Costretti dall’avanzata araba in Terra Santa, durante i primi decenni del 1200, iniziarono a spostarsi verso l’Europa e secondo la leggenda giunsero in Sicilia su invito della regina Adelasia, che vedova del conte Ruggero D’Altavilla e volendo assicurare al figlio Ruggero II un maggior peso politico strinse un’alleanza con Baldovino re di Gerusalemme, attraverso un accordo matrimoniale che vincolava alla morte del re il transito dei possedimenti, tra cui Gerusalemme, al figlio. Giunta in terra santa Adelasia trova amicizia, supporto e consolazione nella comunità dei silenziosi romiti che abitavano sul Monte Carmelo e al suo ritorno in Sicilia, dissolta l’unione matrimoniale chiese loro di seguirla. Qui a Palermo donò la chiesetta della Madonna della Pietà ancora oggi posizionata sul lato destro dell’altare maggiore e accessibile mediante l’area dell’altare della Madonna del Carmelo. È una piccolissima cappella che reca le tracce dello stile romanico nei suoi archi a tutto sesto e l’impronta gotica nei costoloni del soffitto, ed un basso rilievo dell’ Agnus Dei di epoca successiva, il cui valore non è soltanto da ricondurre al suo essere mera testimonianza artistica e architettonica. È straordinario, infatti, pensare considerando le importanti costruzioni e ricostruzioni della chiesa prima di giungere all’assetto attuale, come quell’originario nucleo dove si addensa la vita spirituale della prima comunità giunta dall’Oriente, sia riuscito a sopravvivere nel tempo, giungendo con il suo carico storico sino a noi, inglobandosi naturalmente nei rimaneggiamenti e difendendo, al contempo, la propria specifica identità di cellula germinale. Baluardo tanto solido e sicuro da diventare fortezza in cui custodire la preziosissima reliquia della Passione, la Sacra Spina, uno dei frammenti lignei della corona di spine che cinse il capo del Cristo, portata da Sant’Angelo di Licata. Questo e altri beni preziosi protegge il Carmine Maggiore, degni di stupore e menzione sono, per esempio, gli stucchi delle colonne tortili di Giacomo e Giuseppe Serpotta inserite presso gli altari delle cappelle della Madonna del Carmelo e del Crocifisso nei transetti, o ancora la Madonna dell’Udienza, opera del Gagini.

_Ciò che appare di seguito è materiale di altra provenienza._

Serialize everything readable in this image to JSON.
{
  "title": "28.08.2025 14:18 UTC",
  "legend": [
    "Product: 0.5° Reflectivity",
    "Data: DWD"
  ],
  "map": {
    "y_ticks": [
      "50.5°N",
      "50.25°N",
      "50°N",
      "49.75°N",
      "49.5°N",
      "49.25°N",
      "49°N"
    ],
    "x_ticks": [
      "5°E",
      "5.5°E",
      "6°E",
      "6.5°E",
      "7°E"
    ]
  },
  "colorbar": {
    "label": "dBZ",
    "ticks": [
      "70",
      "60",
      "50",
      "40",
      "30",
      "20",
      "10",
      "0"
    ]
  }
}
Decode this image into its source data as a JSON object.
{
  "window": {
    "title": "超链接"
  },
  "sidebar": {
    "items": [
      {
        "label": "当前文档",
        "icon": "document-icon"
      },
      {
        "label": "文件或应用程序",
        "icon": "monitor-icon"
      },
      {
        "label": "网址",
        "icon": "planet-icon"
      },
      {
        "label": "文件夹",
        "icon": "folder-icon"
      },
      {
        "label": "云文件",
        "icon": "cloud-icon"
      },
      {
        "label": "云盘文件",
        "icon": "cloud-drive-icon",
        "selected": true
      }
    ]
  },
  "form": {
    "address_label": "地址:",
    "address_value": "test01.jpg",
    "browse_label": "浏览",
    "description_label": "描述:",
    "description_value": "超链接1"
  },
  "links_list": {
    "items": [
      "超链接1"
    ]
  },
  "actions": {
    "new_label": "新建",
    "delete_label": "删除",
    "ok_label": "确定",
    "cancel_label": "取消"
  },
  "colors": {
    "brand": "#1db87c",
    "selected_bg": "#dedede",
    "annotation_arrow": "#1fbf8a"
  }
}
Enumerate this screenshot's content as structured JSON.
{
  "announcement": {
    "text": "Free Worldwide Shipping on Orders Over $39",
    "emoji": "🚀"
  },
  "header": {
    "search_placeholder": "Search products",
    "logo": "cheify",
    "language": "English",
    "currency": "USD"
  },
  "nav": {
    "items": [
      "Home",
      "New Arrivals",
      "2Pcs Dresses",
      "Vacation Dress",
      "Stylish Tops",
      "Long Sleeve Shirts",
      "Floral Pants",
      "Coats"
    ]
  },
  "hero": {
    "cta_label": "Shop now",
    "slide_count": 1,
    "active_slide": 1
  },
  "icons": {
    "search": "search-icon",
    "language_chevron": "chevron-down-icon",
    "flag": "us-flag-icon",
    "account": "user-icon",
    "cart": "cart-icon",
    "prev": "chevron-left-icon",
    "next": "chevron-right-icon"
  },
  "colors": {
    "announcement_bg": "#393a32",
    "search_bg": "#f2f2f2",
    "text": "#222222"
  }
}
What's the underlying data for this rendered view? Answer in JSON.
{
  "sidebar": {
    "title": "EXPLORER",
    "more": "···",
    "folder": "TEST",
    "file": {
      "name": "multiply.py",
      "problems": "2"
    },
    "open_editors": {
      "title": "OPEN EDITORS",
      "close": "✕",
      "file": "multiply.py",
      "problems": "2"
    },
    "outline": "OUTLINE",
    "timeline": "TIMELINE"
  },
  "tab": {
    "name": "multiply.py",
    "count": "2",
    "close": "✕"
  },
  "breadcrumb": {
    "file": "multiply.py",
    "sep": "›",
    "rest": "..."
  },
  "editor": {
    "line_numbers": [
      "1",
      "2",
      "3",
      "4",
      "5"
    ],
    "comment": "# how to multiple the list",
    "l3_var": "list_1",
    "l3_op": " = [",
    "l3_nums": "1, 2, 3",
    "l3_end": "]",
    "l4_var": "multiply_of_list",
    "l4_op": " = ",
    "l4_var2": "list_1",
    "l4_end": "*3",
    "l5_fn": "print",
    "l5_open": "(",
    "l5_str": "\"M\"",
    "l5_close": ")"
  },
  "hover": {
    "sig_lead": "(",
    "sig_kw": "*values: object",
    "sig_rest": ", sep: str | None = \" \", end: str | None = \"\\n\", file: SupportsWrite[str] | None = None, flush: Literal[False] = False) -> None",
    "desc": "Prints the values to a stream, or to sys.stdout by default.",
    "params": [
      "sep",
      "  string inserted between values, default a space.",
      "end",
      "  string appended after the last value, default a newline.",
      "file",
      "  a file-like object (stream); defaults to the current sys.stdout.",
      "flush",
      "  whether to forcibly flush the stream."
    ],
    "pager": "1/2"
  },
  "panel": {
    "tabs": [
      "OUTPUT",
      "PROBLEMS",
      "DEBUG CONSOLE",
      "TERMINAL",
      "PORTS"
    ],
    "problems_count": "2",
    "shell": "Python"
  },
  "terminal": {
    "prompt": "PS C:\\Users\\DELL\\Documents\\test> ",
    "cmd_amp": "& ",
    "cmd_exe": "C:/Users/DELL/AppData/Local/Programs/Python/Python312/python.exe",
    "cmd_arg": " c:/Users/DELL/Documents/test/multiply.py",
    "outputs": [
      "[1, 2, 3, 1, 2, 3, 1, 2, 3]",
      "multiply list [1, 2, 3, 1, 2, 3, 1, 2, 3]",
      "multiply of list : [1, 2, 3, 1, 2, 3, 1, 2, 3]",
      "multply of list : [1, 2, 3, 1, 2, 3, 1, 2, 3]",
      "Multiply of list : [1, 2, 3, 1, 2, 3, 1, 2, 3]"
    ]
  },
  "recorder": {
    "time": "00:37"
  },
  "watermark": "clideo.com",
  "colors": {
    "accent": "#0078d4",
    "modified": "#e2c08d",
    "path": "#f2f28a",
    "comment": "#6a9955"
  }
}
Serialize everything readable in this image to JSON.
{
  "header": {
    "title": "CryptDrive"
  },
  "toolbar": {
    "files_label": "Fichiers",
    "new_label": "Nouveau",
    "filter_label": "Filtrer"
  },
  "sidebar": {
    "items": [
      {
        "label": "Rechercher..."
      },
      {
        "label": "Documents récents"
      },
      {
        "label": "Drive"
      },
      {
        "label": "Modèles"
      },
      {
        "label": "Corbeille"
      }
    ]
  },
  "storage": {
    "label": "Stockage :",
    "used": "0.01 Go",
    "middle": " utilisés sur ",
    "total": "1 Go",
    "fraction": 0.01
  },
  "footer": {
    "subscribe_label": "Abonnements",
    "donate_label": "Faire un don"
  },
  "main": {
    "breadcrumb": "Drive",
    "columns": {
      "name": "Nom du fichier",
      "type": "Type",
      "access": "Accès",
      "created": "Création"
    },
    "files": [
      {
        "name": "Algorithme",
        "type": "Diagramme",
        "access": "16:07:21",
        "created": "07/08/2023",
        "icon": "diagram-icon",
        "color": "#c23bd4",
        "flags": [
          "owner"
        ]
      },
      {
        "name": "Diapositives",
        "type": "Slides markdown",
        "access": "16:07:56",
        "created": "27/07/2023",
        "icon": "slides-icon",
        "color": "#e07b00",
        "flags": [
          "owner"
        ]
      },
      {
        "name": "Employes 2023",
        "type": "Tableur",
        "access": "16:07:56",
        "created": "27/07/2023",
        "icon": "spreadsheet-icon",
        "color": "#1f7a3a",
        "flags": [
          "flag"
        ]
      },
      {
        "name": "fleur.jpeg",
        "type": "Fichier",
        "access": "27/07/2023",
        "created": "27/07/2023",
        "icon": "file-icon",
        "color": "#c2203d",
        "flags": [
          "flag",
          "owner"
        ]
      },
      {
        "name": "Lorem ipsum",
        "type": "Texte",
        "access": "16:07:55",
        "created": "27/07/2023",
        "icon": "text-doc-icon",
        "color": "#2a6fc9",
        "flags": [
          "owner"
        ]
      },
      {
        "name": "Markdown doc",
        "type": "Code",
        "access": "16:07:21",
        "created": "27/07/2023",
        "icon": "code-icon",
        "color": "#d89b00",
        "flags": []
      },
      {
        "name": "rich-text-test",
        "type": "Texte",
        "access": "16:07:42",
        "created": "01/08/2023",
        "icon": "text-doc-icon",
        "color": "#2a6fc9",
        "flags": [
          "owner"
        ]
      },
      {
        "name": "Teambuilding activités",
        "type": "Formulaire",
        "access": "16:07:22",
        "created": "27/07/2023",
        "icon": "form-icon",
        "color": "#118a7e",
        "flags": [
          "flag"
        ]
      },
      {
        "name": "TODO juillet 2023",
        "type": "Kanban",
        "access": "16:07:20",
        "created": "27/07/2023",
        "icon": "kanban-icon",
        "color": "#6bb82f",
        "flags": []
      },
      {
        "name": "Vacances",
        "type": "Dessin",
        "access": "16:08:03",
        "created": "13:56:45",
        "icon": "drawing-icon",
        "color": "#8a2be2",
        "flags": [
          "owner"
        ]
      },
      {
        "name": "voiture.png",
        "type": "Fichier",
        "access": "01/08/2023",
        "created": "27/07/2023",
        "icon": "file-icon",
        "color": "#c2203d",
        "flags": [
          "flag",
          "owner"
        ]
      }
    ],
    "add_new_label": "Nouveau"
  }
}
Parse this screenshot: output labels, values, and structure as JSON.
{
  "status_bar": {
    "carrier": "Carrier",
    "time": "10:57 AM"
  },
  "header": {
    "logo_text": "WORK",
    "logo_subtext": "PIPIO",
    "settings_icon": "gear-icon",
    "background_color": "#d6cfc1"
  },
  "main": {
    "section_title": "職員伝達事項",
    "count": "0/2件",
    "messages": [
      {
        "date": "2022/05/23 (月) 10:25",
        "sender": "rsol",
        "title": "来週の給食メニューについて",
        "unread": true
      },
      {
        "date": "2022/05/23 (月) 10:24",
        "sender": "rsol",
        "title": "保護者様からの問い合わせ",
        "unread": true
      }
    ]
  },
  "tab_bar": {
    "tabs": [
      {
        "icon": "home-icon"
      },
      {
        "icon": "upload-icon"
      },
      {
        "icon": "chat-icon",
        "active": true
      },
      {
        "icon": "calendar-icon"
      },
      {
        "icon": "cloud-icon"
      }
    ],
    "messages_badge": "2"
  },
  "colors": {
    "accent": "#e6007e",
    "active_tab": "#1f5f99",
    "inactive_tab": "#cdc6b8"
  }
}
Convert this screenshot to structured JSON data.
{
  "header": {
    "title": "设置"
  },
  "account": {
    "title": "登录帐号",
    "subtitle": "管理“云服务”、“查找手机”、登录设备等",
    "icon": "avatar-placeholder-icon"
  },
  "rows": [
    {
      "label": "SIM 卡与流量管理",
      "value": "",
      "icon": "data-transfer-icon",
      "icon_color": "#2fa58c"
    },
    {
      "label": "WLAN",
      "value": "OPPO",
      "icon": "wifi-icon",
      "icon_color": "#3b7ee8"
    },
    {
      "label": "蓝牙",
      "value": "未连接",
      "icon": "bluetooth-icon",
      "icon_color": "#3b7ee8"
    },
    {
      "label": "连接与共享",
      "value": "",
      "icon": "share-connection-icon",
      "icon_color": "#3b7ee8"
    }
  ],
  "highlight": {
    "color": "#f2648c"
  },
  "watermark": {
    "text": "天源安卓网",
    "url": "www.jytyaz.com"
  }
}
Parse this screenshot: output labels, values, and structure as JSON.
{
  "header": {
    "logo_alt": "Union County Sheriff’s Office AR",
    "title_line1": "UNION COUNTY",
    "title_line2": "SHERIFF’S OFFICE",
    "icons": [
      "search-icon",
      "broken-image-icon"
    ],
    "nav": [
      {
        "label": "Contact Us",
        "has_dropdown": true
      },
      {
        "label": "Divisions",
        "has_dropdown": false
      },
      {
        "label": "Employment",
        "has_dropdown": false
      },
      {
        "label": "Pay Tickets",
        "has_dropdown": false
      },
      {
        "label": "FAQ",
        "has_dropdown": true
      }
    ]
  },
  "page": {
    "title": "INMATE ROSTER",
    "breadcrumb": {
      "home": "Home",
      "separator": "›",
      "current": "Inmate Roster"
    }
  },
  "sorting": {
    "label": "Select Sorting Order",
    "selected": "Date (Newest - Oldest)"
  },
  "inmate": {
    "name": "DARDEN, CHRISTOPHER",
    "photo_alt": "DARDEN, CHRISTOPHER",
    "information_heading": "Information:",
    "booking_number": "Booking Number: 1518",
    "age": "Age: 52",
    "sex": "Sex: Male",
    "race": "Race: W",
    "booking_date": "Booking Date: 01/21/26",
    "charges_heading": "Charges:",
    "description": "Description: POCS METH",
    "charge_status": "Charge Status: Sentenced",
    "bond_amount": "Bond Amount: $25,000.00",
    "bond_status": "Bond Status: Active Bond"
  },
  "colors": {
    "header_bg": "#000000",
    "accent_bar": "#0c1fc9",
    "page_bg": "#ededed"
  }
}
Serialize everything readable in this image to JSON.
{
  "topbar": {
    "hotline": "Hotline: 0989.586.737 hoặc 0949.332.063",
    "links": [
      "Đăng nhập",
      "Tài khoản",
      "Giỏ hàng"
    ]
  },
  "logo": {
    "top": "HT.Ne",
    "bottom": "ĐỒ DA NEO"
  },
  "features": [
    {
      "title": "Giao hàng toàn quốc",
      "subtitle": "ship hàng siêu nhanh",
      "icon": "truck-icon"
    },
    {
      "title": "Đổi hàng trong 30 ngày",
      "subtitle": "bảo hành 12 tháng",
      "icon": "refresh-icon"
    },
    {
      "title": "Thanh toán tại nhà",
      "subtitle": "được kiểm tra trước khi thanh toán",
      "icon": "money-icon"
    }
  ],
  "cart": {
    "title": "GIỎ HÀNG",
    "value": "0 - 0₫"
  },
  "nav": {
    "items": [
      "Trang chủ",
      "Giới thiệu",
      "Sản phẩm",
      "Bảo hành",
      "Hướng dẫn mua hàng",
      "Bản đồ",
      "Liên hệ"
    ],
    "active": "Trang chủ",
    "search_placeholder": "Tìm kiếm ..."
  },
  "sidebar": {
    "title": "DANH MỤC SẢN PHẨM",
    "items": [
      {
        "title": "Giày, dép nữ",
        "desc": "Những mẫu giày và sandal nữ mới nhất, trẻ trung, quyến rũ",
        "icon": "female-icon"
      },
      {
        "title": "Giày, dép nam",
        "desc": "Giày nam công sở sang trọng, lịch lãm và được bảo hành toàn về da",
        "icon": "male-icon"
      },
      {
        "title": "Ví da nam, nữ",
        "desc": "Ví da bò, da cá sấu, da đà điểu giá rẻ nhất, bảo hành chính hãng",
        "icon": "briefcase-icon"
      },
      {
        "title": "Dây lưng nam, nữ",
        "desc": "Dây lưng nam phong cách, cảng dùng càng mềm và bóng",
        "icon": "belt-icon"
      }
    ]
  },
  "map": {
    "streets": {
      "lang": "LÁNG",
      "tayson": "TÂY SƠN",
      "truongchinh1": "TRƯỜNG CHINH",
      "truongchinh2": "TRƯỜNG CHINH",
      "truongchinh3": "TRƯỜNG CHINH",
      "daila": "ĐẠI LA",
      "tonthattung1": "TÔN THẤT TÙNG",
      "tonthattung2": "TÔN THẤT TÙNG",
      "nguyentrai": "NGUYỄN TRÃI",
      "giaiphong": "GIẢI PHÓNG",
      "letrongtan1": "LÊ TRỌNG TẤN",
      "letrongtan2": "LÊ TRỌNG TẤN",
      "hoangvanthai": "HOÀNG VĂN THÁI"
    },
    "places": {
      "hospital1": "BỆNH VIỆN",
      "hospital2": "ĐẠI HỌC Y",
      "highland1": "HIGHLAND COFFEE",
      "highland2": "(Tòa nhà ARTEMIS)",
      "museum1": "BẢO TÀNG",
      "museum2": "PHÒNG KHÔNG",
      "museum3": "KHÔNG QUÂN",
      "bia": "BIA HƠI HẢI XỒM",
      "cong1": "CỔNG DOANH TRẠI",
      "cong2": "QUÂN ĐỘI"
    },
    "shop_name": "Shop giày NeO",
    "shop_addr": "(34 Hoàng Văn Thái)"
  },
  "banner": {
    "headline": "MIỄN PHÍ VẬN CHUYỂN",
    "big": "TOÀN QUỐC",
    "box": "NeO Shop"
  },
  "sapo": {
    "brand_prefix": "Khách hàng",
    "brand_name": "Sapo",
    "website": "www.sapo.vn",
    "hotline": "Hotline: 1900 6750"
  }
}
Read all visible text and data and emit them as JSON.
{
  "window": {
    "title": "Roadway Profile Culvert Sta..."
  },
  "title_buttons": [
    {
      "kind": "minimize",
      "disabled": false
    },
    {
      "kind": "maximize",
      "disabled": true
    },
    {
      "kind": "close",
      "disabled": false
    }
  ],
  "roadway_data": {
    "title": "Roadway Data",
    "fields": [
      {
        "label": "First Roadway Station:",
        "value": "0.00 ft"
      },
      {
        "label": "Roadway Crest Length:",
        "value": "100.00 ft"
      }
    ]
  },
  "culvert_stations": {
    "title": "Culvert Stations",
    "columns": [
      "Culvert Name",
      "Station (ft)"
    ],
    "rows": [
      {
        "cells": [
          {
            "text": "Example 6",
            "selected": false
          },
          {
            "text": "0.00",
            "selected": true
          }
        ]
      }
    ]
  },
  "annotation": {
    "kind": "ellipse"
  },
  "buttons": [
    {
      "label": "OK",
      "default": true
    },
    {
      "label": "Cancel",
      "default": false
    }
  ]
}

Regina di questo regno è la magnifica statua lignea della Madonna del Carmelo, cchiù bedda di oggi all’annu, opera di Girolamo Bagnasco e vestita da un fiabesco abito d’argento su cui sbocciano delicati fiori, una raffinata opera dell’argentiere Giuseppe Castronovo per il Fiore del Carmelo. Il simulacro è oggetto di una particolare e forte devozione che vede una lunga e precisa preparazione rituale, articolata nei tradizionali sette mercoledì, e che trova il suo acme durante l’ultima domenica del mese di Luglio con l’uscita processionale, momento in cui il fervore popolare trova ristoro nella visione del sembiante di Maria. Il Carmine Maggiore è una realtà densa e nel suo spazio dialogano storia, architettura, arte, tradizione e devozione, aspetti impossibili da isolare o dissociare, una realtà stratificata in cui ogni elemento è irrelato e correlato all’altro, una dimensione dialogica il cui discorso non si limita allo spazio interno ma si estende agli uomini e alle donne, fedeli e non, al territorio fortemente connotato dalla sua presenza, a quel rapporto elettivo con il mercato. Se infatti questo è arteria la Chiesa del Carmine Maggiore rappresenta il cuore che pompa, la sede della memoria, una memoria da difendere e continuare a tramandare, nel senso intimo dell’etimo del mandare attraverso le generazioni, nell’impegno etico e morale di trasmettere quanto ricevuto. Ed è per questo che in occasione del censimento dei Luoghi Del Cuore promossa dal Fai ognuno di noi di fronte al valore inestimabile di questo luogo abbiamo la responsabilità di votare e proteggerlo.